Anyone trying to measure uptime should first clarify terms and define the measurement appropriately. Uptime on a server is not necessarily the same as uptime for an application on the server.
In the traditional data center, the focus was on ensuring that servers, routers, and switches continued running, that they were available on the network to the customer, and that the performance of these components was satisfactory. Network operation centers used SNMP-based tools to monitor managed objects.
In the early days, much of the work was reactive. A switch turns from red to green, and a NOC technician opens a ticket. In time, proactive automated tickets took over much of that work. Eventually, self-healing networks became a reality, and many of the fixes became automatic.
In today’s world of cloud computing, virtualization, analytics, and artificial intelligence, our monitoring systems have become much smarter. In fact, there is a movement toward autonomous networks with automatic resource allocation. It’s all getting better.
Of course, there is not going to be 99.999% (or 100%) uptime if the resources are not available. Automatic failovers need devices to failover to. And replacement parts should already be readily available, if not already onsite. When a card in a switch fails – even if traffic has been moved to another switch — there will still be the need for some technician to be onsite and physically replace it.
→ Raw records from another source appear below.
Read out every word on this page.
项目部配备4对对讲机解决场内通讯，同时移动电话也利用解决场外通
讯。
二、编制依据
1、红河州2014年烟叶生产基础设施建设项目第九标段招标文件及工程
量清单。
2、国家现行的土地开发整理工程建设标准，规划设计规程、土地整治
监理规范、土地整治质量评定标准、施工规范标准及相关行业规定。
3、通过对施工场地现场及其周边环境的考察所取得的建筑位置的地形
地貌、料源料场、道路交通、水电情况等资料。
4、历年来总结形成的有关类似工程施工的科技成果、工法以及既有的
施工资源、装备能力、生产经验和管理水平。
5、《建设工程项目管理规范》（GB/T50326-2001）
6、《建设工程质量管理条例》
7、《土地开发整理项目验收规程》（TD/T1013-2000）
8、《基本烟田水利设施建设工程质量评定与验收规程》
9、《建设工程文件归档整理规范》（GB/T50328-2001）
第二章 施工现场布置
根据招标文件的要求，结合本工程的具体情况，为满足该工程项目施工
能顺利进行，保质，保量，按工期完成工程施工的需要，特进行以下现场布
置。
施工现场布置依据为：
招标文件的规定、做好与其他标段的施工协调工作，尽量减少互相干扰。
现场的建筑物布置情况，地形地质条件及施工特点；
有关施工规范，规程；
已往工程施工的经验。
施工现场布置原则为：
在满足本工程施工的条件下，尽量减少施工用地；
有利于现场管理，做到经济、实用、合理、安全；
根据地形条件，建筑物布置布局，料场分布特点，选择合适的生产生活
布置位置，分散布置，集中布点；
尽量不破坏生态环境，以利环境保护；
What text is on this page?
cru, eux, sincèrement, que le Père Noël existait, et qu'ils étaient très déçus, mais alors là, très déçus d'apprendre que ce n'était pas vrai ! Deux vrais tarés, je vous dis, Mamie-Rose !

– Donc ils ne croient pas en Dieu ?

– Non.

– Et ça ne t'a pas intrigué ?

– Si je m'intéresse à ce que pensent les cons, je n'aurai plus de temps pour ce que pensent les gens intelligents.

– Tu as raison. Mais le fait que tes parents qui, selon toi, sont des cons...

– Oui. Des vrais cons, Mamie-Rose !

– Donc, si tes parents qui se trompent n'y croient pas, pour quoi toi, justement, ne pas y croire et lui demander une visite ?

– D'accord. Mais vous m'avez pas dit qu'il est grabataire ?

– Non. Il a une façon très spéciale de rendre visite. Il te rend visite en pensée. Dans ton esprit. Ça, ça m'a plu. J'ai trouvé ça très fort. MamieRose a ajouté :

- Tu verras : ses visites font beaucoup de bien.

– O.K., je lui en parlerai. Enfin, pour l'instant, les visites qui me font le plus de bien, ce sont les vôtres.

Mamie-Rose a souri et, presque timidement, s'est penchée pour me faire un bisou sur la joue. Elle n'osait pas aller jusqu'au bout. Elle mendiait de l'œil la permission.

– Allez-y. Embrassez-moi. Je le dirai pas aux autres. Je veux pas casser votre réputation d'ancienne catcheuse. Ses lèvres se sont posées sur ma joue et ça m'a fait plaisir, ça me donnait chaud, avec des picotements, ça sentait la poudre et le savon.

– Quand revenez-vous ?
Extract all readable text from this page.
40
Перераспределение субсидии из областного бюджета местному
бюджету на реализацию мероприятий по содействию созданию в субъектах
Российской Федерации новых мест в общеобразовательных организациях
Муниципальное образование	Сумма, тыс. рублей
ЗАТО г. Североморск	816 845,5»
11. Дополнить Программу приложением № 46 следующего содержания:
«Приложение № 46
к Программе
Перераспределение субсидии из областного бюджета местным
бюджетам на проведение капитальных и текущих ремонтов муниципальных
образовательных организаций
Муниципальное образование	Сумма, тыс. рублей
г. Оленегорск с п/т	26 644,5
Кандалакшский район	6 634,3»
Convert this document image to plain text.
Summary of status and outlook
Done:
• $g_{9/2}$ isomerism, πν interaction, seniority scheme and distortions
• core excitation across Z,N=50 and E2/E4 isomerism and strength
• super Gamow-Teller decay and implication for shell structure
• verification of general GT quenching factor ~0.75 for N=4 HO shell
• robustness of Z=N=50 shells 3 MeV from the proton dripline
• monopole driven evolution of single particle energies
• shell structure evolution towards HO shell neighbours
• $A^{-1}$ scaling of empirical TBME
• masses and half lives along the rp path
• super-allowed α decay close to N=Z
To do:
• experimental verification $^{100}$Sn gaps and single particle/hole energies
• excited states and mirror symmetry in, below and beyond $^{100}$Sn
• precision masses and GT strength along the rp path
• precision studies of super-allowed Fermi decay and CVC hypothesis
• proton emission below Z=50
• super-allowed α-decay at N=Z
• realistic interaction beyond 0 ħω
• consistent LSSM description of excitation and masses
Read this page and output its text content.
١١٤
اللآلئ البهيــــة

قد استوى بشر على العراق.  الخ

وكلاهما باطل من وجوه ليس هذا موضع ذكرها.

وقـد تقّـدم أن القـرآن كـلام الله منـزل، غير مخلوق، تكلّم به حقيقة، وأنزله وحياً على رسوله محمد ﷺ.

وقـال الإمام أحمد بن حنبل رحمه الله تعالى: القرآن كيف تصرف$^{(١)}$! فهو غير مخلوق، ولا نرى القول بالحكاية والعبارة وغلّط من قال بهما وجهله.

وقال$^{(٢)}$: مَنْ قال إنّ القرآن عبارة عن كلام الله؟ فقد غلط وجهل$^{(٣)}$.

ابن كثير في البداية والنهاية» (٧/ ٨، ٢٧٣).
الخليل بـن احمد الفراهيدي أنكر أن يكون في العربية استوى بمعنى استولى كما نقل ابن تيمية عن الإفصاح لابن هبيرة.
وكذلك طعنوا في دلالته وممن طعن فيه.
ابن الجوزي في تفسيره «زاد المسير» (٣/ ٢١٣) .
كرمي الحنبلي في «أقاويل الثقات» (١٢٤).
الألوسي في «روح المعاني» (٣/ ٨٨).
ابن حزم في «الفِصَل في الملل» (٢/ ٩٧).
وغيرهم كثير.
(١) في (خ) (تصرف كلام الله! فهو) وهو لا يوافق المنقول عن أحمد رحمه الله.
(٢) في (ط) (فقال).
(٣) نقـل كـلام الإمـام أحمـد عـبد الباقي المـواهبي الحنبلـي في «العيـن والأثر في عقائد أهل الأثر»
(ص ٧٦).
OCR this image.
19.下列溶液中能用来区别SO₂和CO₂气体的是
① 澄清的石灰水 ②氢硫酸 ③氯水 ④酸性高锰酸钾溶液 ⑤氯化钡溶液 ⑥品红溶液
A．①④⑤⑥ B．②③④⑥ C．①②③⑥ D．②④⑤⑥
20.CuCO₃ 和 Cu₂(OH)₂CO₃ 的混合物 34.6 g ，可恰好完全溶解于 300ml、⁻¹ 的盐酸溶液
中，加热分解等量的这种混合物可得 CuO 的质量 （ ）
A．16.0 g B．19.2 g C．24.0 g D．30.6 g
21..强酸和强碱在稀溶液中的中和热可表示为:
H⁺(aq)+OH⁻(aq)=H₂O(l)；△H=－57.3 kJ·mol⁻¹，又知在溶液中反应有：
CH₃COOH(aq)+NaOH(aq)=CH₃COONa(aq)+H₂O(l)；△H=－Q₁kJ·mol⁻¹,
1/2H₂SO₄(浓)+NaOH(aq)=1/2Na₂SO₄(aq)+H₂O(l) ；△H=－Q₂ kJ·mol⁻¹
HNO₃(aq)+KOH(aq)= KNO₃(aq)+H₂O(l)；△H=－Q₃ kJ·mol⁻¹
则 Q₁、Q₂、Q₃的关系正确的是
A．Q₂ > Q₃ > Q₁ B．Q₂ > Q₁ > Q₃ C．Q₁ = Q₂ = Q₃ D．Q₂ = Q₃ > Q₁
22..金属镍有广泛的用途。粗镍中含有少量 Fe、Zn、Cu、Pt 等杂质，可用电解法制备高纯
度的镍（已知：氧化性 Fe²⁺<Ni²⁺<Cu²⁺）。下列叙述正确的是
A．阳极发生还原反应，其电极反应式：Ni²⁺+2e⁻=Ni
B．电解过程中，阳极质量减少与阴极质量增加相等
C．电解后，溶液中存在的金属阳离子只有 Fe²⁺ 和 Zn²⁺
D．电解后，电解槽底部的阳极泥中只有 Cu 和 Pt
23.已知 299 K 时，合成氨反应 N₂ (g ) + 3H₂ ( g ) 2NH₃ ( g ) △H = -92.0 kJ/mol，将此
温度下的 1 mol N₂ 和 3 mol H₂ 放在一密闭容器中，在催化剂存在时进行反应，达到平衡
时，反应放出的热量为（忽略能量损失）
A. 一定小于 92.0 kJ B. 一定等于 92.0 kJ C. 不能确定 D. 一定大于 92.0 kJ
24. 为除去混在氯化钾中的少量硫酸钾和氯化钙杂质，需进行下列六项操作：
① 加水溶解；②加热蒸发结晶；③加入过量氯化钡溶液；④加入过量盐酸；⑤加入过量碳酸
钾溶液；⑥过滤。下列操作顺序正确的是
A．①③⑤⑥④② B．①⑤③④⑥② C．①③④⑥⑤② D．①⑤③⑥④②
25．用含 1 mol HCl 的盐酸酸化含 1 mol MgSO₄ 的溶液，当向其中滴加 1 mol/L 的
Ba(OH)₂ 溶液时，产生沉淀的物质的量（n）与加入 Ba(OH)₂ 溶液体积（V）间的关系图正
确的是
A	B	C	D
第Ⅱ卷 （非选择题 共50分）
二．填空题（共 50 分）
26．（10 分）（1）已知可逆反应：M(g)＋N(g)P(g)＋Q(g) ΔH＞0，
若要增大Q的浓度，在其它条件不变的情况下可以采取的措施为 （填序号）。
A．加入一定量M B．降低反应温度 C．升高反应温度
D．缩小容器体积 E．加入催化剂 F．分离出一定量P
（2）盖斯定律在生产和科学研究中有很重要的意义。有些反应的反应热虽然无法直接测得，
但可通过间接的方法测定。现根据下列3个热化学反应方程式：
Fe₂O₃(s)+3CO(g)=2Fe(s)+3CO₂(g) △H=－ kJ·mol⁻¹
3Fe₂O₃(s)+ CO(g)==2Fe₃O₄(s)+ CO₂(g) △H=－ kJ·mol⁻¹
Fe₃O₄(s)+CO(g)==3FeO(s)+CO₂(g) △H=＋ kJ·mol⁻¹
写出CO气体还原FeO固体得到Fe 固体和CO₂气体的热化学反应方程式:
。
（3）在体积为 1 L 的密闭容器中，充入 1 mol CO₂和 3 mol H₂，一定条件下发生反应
But now that so much of our infrastructure is going virtual, the footprint for actual hardware is continually decreasing. Even so, any environment for virtual machines, software defined networking (SDN), or network functions virtualization (NFV) should have the resources and capacity for seamless failovers or redirects. Many of these issues are being addressed in current advancements.
There is a society within the IEEE organization that is devoted to the concept of reliability. It is called the Reliability Society. Their webpage states their purpose: “We want to assure that a system will perform its intended function for the required duration within a given environment, including the ability to test and support it throughout its total life cycle.”
Reliability is a quality that is essential in our friends as well as our computer systems. Without it, maintaining uptime becomes much more difficult. Better to have a machine or application that keeps on going and does what it’s supposed to do than to deal with frequent repairs. There are rumors on the internet about a Novell Netware 3 computer whose uptime was 16 years before it was finally shut down.
Thankfully, many of our computing resources are now virtual. That was not the case with the 1940’s computer called ENIAC. Repairmen eventually were able to locate and replace one of its 18,000 vacuum tubes in just 15 minutes. Dealing with today’s IT environment can be much easier.
That depends, however, on how qualified the people are who are dealing with the problems. An experienced engineer may be able to resolve an issue in five minutes that would take a newbie several hours. It helps when there are clear processes in place, good documentation, and a robust knowledge base.
The IBM model for assessing the adequacy of a system is called RAS. It stands for reliability, availability, and serviceability. The uptime of any system is dependent on a variety of factors. The chief element is the desire for high quality. A combination of good design, manufacturing, operation, and maintenance will give a system a better chance. Quality is the key ingredient.